People who'd jumped with him considered him highly skilled. He knew all the pre-flight and in-flight precautions, proper safety procedures.
He was famous for being meticulous, going through the pre-jump checklist, every item double-checked. They noticed nothing different this time, can't explain why his chute didn't open. Dead men tell no tales, but for his family his death speaks eloquently; somewhere there was a defect. Someone had to've been negligent.

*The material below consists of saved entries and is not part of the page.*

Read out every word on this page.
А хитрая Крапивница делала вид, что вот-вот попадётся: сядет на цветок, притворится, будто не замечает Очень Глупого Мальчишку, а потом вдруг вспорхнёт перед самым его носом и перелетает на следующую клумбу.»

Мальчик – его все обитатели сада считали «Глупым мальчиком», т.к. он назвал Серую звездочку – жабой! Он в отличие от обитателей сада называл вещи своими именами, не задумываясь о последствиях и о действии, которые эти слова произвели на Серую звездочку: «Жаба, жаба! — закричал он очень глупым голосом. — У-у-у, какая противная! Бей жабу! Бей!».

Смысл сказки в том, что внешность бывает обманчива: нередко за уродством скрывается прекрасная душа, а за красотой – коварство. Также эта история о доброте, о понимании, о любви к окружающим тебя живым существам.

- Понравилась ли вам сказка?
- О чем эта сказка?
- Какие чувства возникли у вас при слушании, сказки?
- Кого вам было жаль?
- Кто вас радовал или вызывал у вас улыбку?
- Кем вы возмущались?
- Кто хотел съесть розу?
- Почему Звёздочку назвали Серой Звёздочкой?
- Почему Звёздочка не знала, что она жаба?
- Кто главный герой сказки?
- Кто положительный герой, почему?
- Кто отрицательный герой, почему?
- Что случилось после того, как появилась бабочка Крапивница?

"The defendants are the parachute manufacturer and the technicians at the airport who packed it. They can't account for it any other way than by saying it must've been suicide. The packing's a two-person procedure: one packs and another inspects. Both of the people who prepared his equipment said it passed muster. He was face-down when he hit on a hard-packed clay surface.
His thumb and fingers were still in the D-ring. The chute took the same terminal-velocity impact he did; that probably affected it.
Allowing for that, the people who inspected it after the incident said they couldn't find any evidence that it'd been tampered with since it left the packers' custody. They found no indication of pre-impact defect of materials or workmanship; no fatigue-condition of components, wear and tear, before the impact, that prevented it from deploying.
"Obviously it hadn't. The glaring question is Why. The investigators said they found no indication that it hadn't been activated properly, but they couldn't rule that out. He might've had a sudden cramp in his hand so he was unable to pull the ripcord at the precise moment he planned; caused him to panic, and freeze. They can't tell. Maybe the ripcord snagged a little, gave him more resistance than he was used to, and that made him panic and freeze. Again, no way to tell. Maybe, maybe he didn't pull the cord and never meant to; the fatal defect was the human condition. As far as the defense experts can see, everything else was just fine.
"The defense team put on one eyewitness, another experienced parachutist, fourth in the chain that day. She said she could see him part of the way down, until she pulled her ripcord and her chute opened, but he just kept on free-falling. She doesn't think he ever tried to pop his. She saw no sign he was having a problem or struggling with it. She said it looked to her like he just kept his hands on the pack in front of him, head sort of bowed, "looking down, almost as though he'd been praying." He went by the other divers who'd gone out ahead of him; since their chutes were open and his wasn't, he was now dropping much faster than they were. Their depositions said they didn't have time to see much, and anyway they were too shocked and horrified to've noticed much anyway. He had goggles on and they were too far away to see whether he had his eyes open.